Shimojo Asaya, Miwa Kazuhisa, Terai Hitoshi
Department of Cognitive and Psychological Sciences, Graduate School of Informatics, Nagoya University, Nagoya, Japan.
Department of Information and Computer Science, Faculty of Humanity-Oriented Science and Engineering, Kindai University, Higashi-osaka, Japan.
Front Psychol. 2020 Dec 9;11:575746. doi: 10.3389/fpsyg.2020.575746. eCollection 2020.

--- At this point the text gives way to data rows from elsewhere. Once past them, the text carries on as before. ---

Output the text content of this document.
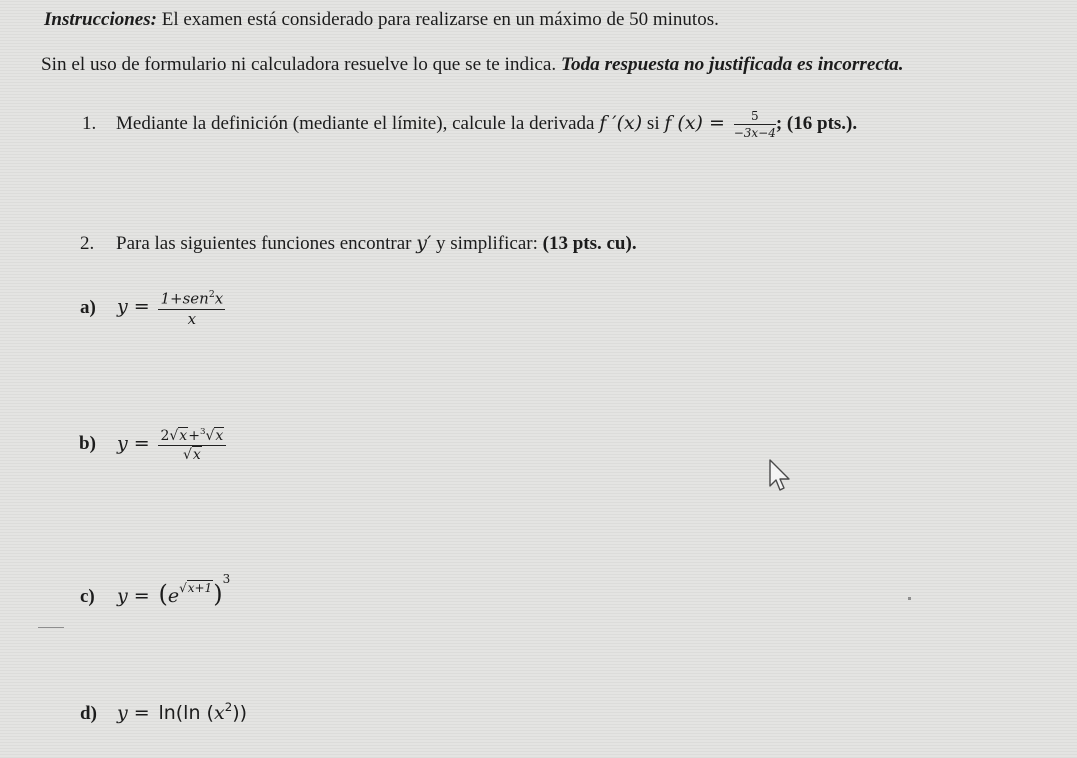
Instrucciones: El examen está considerado para realizarse en un máximo de 50 minutos.
Sin el uso de formulario ni calculadora resuelve lo que se te indica. Toda respuesta no justificada es incorrecta.
1. Mediante la definición (mediante el límite), calcule la derivada f ′(x) si f $(x) = \frac{5}{-3x-4}$ ; (16 pts.).
2. Para las siguientes funciones encontrar y′ y simplificar: (13 pts. cu).
a) $y = \frac{1+sen^2x}{x}$
b) $y = \frac{2√x+^3√x}{√x}$
c) $y = (e^{√x+1})^3$
d) y = ln(ln $(x^2)$)
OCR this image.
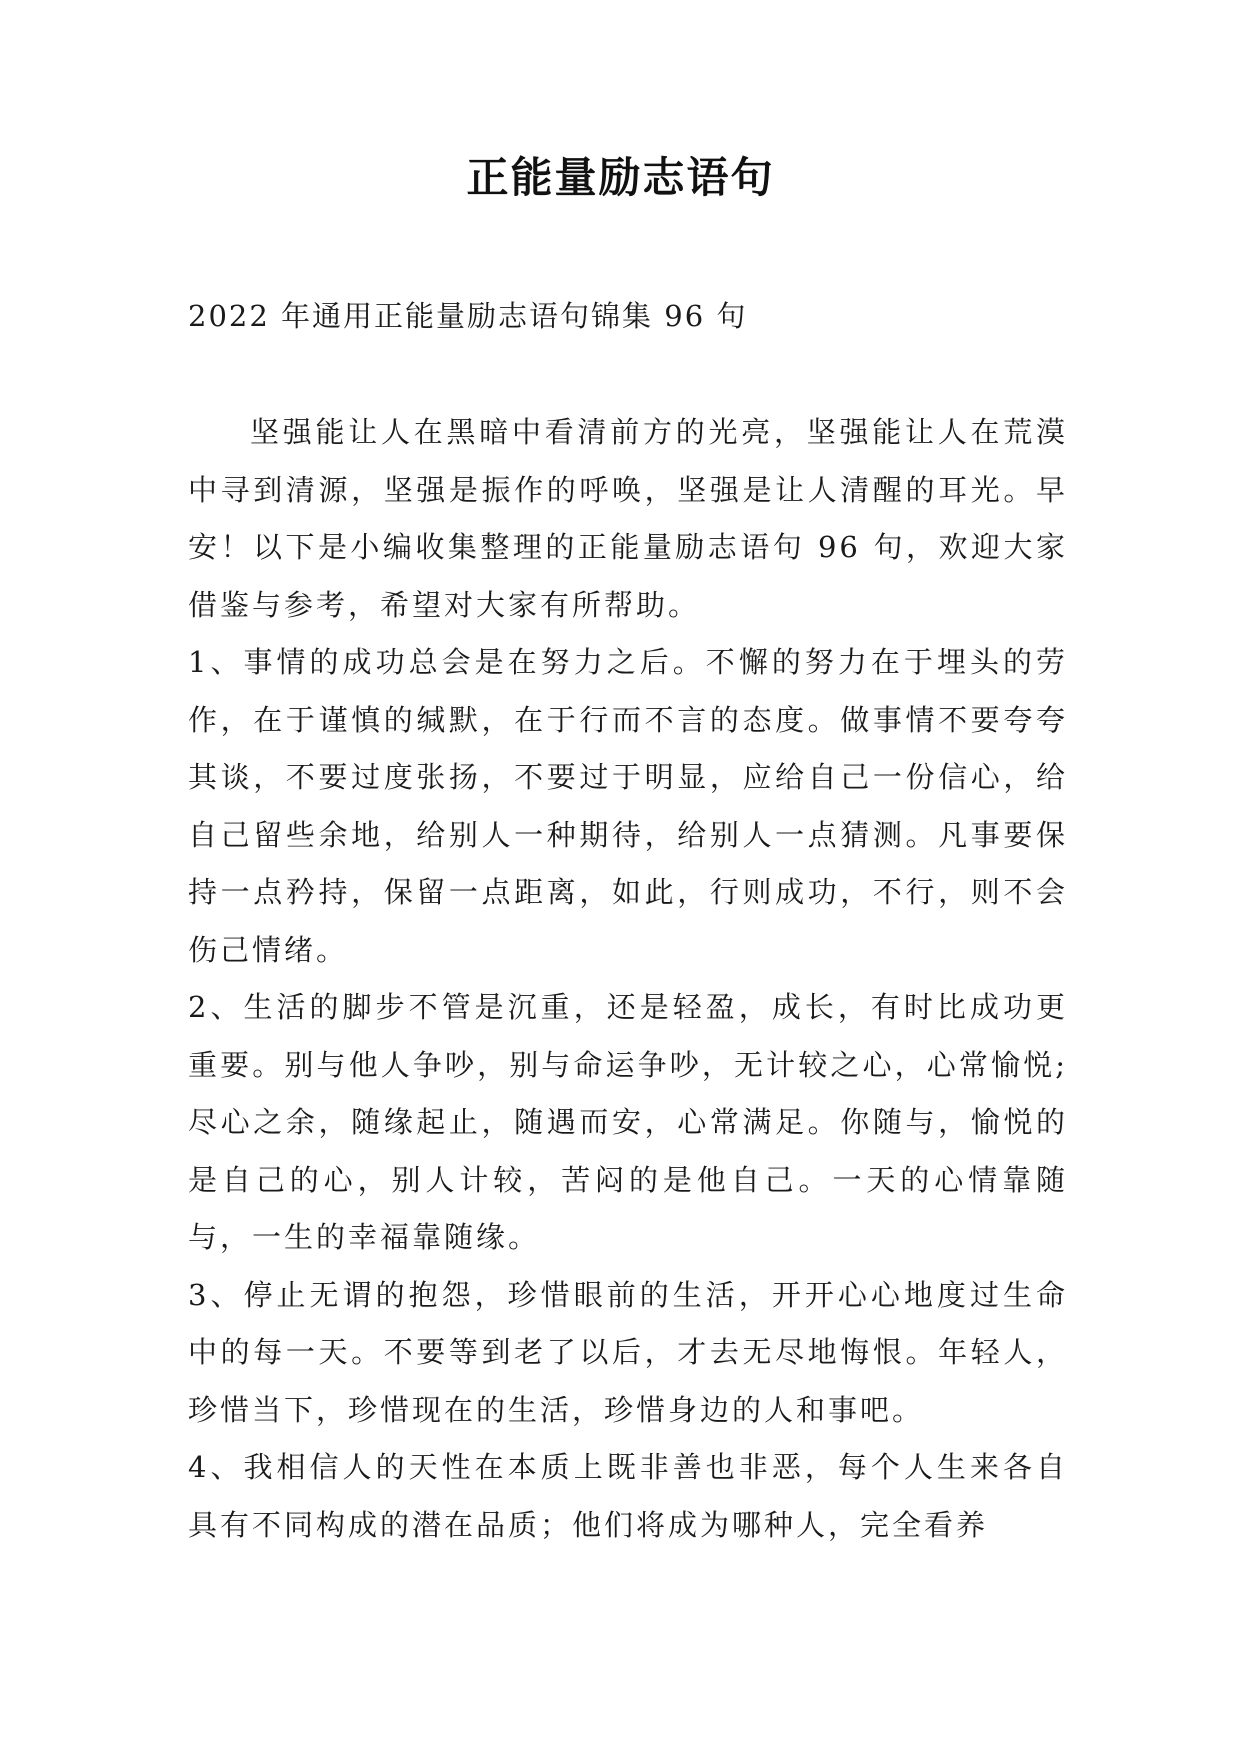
正能量励志语句
2022 年通用正能量励志语句锦集 96 句

坚强能让人在黑暗中看清前方的光亮，坚强能让人在荒漠中寻到清源，坚强是振作的呼唤，坚强是让人清醒的耳光。早安！以下是小编收集整理的正能量励志语句 96 句，欢迎大家借鉴与参考，希望对大家有所帮助。

1、事情的成功总会是在努力之后。不懈的努力在于埋头的劳作，在于谨慎的缄默，在于行而不言的态度。做事情不要夸夸其谈，不要过度张扬，不要过于明显，应给自己一份信心，给自己留些余地，给别人一种期待，给别人一点猜测。凡事要保持一点矜持，保留一点距离，如此，行则成功，不行，则不会伤己情绪。

2、生活的脚步不管是沉重，还是轻盈，成长，有时比成功更重要。别与他人争吵，别与命运争吵，无计较之心，心常愉悦;尽心之余，随缘起止，随遇而安，心常满足。你随与，愉悦的是自己的心，别人计较，苦闷的是他自己。一天的心情靠随与，一生的幸福靠随缘。

3、停止无谓的抱怨，珍惜眼前的生活，开开心心地度过生命中的每一天。不要等到老了以后，才去无尽地悔恨。年轻人，珍惜当下，珍惜现在的生活，珍惜身边的人和事吧。

4、我相信人的天性在本质上既非善也非恶，每个人生来各自具有不同构成的潜在品质；他们将成为哪种人，完全看养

It is important to reveal how humans evaluate an explanation of the recent development of explainable artificial intelligence. So, what makes people feel that one explanation is more likely than another? In the present study, we examine how explanatory virtues affect the process of estimating subjective posterior probability. Through systematically manipulating two virtues, Simplicity-the number of causes used to explain effects-and Scope-the number of effects predicted by causes-in three different conditions, we clarified two points in Experiment 1: (i) that Scope's effect is greater than Simplicity's; and (ii) that these virtues affect the outcome independently. In Experiment 2, we found that instruction about the explanatory structure increased the impact of both virtues' effects but especially that of Simplicity. These results suggest that Scope predominantly affects the estimation of subjective posterior probability, but that, if perspective on the explanatory structure is provided, Simplicity can also affect probability estimation.
揭示人类如何评估对可解释人工智能最新发展的解释非常重要。那么,是什么让人们觉得一种解释比另一种更有可能呢?在本研究中,我们考察了解释性优点如何影响主观后验概率的估计过程。通过在三种不同条件下系统地操纵两个优点,即简单性(用于解释效果的原因数量)和范围(原因预测的效果数量),我们在实验1中阐明了两点:(i)范围的影响大于简单性的影响;(ii)这些优点独立地影响结果。在实验2中,我们发现关于解释结构的指导增加了两种优点的影响,但特别是简单性的影响。这些结果表明,范围主要影响主观后验概率的估计,但是,如果提供了关于解释结构的视角,简单性也可以影响概率估计。